Selon toi, quel type d’élève étais-tu (le bosseur, le chanceux, l’ambitieux) ?

Parmi les trois profils évoqués, j’aurai plutôt été un « bosseur sans ambition » dans le sens où seul le concours de l’ENS m’intéressait. En effet, je ne souhaitais pas aller en école de commerce ou en IEP, donc je m’étais focalisé sur l’ENS en plan A avec l’université Paris 1 en plan B.

Avec du recul, je me suis rendu compte que je n’avais pas abordé la prépa de la bonne manière. Je n’avais pas le bon état d’esprit, d’une certaine manière, je me suis « trop » mis la pression ce qui m’a plus paralysé que motivé dans mes études en prépa.

Que t’a apporté la prépa dans la suite de ton parcours ?

La prépa m’a apporté à la fois de bonnes bases et connaissances en économie, mais elle m’a surtout apporté une plus grande confiance en moi, notamment à l’oral avec les khôlles, et une plus grande résistance au stress.

Ton activité

Définis ton métier en trois mots clefs. Pourquoi ?

Je dirai que mon métier est méconnu, utile et passionnant.

En effet, je suis consultant pour les représentants du personnel. Notre rôle est d’accompagner les salariés élus dans leurs consultations et négociations avec leur Direction, ce qui est plus communément appelé le Dialogue Social en entreprise en France.

Quelles sont les études et les formations nécessaires pour exercer cette profession ?
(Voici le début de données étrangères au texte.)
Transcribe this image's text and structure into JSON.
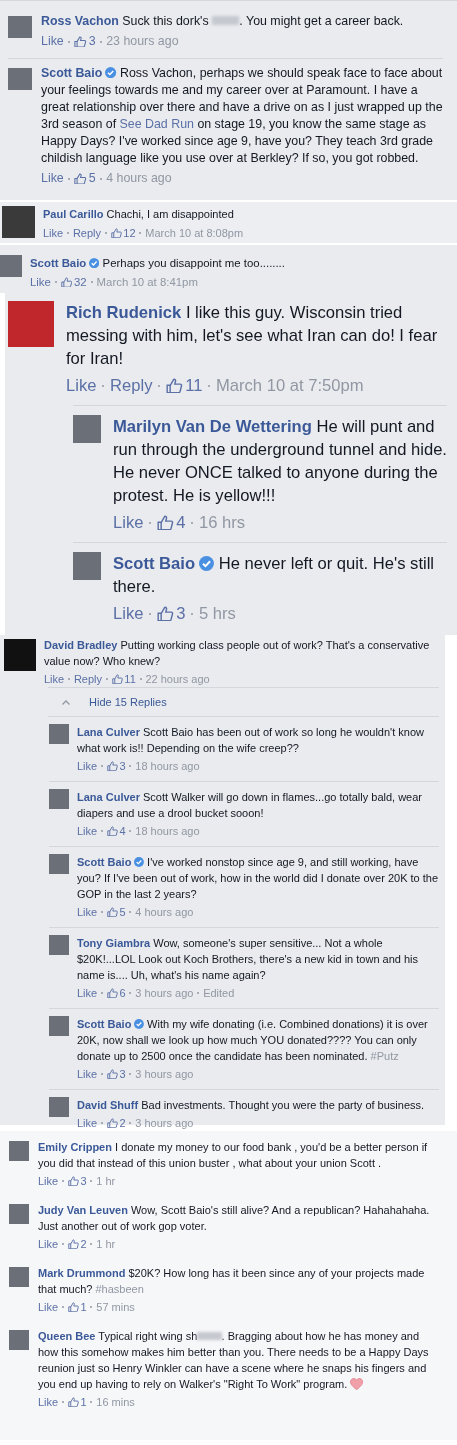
{
  "panels": [
    {
      "comments": [
        {
          "name": "Ross Vachon",
          "verified": false,
          "segments": [
            {
              "kind": "text",
              "text": "Suck this dork's "
            },
            {
              "kind": "blur"
            },
            {
              "kind": "text",
              "text": ". You might get a career back."
            }
          ],
          "like": "Like",
          "likes": "3",
          "time": "23 hours ago"
        },
        {
          "name": "Scott Baio",
          "verified": true,
          "segments": [
            {
              "kind": "text",
              "text": "Ross Vachon, perhaps we should speak face to face about your feelings towards me and my career over at Paramount. I have a great relationship over there and have a drive on as I just wrapped up the 3rd season of "
            },
            {
              "kind": "link",
              "text": "See Dad Run"
            },
            {
              "kind": "text",
              "text": " on stage 19, you know the same stage as Happy Days? I've worked since age 9, have you? They teach 3rd grade childish language like you use over at Berkley? If so, you got robbed."
            }
          ],
          "like": "Like",
          "likes": "5",
          "time": "4 hours ago"
        }
      ]
    },
    {
      "comments": [
        {
          "name": "Paul Carillo",
          "verified": false,
          "segments": [
            {
              "kind": "text",
              "text": "Chachi, I am disappointed"
            }
          ],
          "like": "Like",
          "reply": "Reply",
          "likes": "12",
          "time": "March 10 at 8:08pm"
        }
      ]
    },
    {
      "comments": [
        {
          "name": "Scott Baio",
          "verified": true,
          "segments": [
            {
              "kind": "text",
              "text": "Perhaps you disappoint me too........"
            }
          ],
          "like": "Like",
          "likes": "32",
          "time": "March 10 at 8:41pm"
        }
      ]
    },
    {
      "comments": [
        {
          "name": "Rich Rudenick",
          "verified": false,
          "segments": [
            {
              "kind": "text",
              "text": "I like this guy. Wisconsin tried messing with him, let's see what Iran can do! I fear for Iran!"
            }
          ],
          "like": "Like",
          "reply": "Reply",
          "likes": "11",
          "time": "March 10 at 7:50pm",
          "replies": [
            {
              "name": "Marilyn Van De Wettering",
              "verified": false,
              "segments": [
                {
                  "kind": "text",
                  "text": "He will punt and run through the underground tunnel and hide. He never ONCE talked to anyone during the protest. He is yellow!!!"
                }
              ],
              "like": "Like",
              "likes": "4",
              "time": "16 hrs"
            },
            {
              "name": "Scott Baio",
              "verified": true,
              "segments": [
                {
                  "kind": "text",
                  "text": "He never left or quit. He's still there."
                }
              ],
              "like": "Like",
              "likes": "3",
              "time": "5 hrs"
            }
          ]
        }
      ]
    },
    {
      "comments": [
        {
          "name": "David Bradley",
          "verified": false,
          "segments": [
            {
              "kind": "text",
              "text": "Putting working class people out of work? That's a conservative value now? Who knew?"
            }
          ],
          "like": "Like",
          "reply": "Reply",
          "likes": "11",
          "time": "22 hours ago",
          "hide_replies": "Hide 15 Replies",
          "replies": [
            {
              "name": "Lana Culver",
              "verified": false,
              "segments": [
                {
                  "kind": "text",
                  "text": "Scott Baio has been out of work so long he wouldn't know what work is!! Depending on the wife creep??"
                }
              ],
              "like": "Like",
              "likes": "3",
              "time": "18 hours ago"
            },
            {
              "name": "Lana Culver",
              "verified": false,
              "segments": [
                {
                  "kind": "text",
                  "text": "Scott Walker will go down in flames...go totally bald, wear diapers and use a drool bucket sooon!"
                }
              ],
              "like": "Like",
              "likes": "4",
              "time": "18 hours ago"
            },
            {
              "name": "Scott Baio",
              "verified": true,
              "segments": [
                {
                  "kind": "text",
                  "text": "I've worked nonstop since age 9, and still working, have you? If I've been out of work, how in the world did I donate over 20K to the GOP in the last 2 years?"
                }
              ],
              "like": "Like",
              "likes": "5",
              "time": "4 hours ago"
            },
            {
              "name": "Tony Giambra",
              "verified": false,
              "segments": [
                {
                  "kind": "text",
                  "text": "Wow, someone's super sensitive... Not a whole $20K!...LOL Look out Koch Brothers, there's a new kid in town and his name is.... Uh, what's his name again?"
                }
              ],
              "like": "Like",
              "likes": "6",
              "time": "3 hours ago",
              "edited": "Edited"
            },
            {
              "name": "Scott Baio",
              "verified": true,
              "segments": [
                {
                  "kind": "text",
                  "text": "With my wife donating (i.e. Combined donations) it is over 20K, now shall we look up how much YOU donated???? You can only donate up to 2500 once the candidate has been nominated. "
                },
                {
                  "kind": "hashtag",
                  "text": "#Putz"
                }
              ],
              "like": "Like",
              "likes": "3",
              "time": "3 hours ago"
            },
            {
              "name": "David Shuff",
              "verified": false,
              "segments": [
                {
                  "kind": "text",
                  "text": "Bad investments. Thought you were the party of business."
                }
              ],
              "like": "Like",
              "likes": "2",
              "time": "3 hours ago"
            }
          ]
        }
      ]
    },
    {
      "comments": [
        {
          "name": "Emily Crippen",
          "verified": false,
          "segments": [
            {
              "kind": "text",
              "text": "I donate my money to our food bank , you'd be a better person if you did that instead of this union buster , what about your union Scott ."
            }
          ],
          "like": "Like",
          "likes": "3",
          "time": "1 hr"
        },
        {
          "name": "Judy Van Leuven",
          "verified": false,
          "segments": [
            {
              "kind": "text",
              "text": "Wow, Scott Baio's still alive? And a republican? Hahahahaha. Just another out of work gop voter."
            }
          ],
          "like": "Like",
          "likes": "2",
          "time": "1 hr"
        },
        {
          "name": "Mark Drummond",
          "verified": false,
          "segments": [
            {
              "kind": "text",
              "text": "$20K? How long has it been since any of your projects made that much? "
            },
            {
              "kind": "hashtag",
              "text": "#hasbeen"
            }
          ],
          "like": "Like",
          "likes": "1",
          "time": "57 mins"
        },
        {
          "name": "Queen Bee",
          "verified": false,
          "segments": [
            {
              "kind": "text",
              "text": "Typical right wing sh"
            },
            {
              "kind": "blur"
            },
            {
              "kind": "text",
              "text": ". Bragging about how he has money and how this somehow makes him better than you. There needs to be a Happy Days reunion just so Henry Winkler can have a scene where he snaps his fingers and you end up having to rely on Walker's \"Right To Work\" program. "
            },
            {
              "kind": "heart"
            }
          ],
          "like": "Like",
          "likes": "1",
          "time": "16 mins"
        }
      ]
    }
  ]
}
Il n’y a pas vraiment de profil type pour ce métier, ce qui est d’autant plus intéressant car les collègues que l’on côtoie proviennent d’horizons très différents. On peut avoir fait des études de sociologie du travail, d’économie, de gestion/comptabilité, d’analyse financière, de droit social/droit du travail, etc… C’est très varié même s’il y a deux constantes : 

  • avoir un lien ou des connaissances concernant le fonctionnement d’une entreprise (gestion, finance, droit, organisation, …) et si possible du Dialogue Social (discussion élus des salariés/syndicats et la Direction)
  • ainsi qu’une maîtrise des chiffres (gestion de base de données, de documents comptables, bilans/comptes de résultats, fichier du personnel, etc…).

As-tu des responsabilités managériales ?

Je n’ai pas de responsabilité managériale officielle pour le moment étant donné que je suis encore un jeune professionnel (cela ne fait que 3 ans que je travaille) mais, étant dans une petite structure, (7 salariés en ce moment) mon spectre de responsabilité est assez large.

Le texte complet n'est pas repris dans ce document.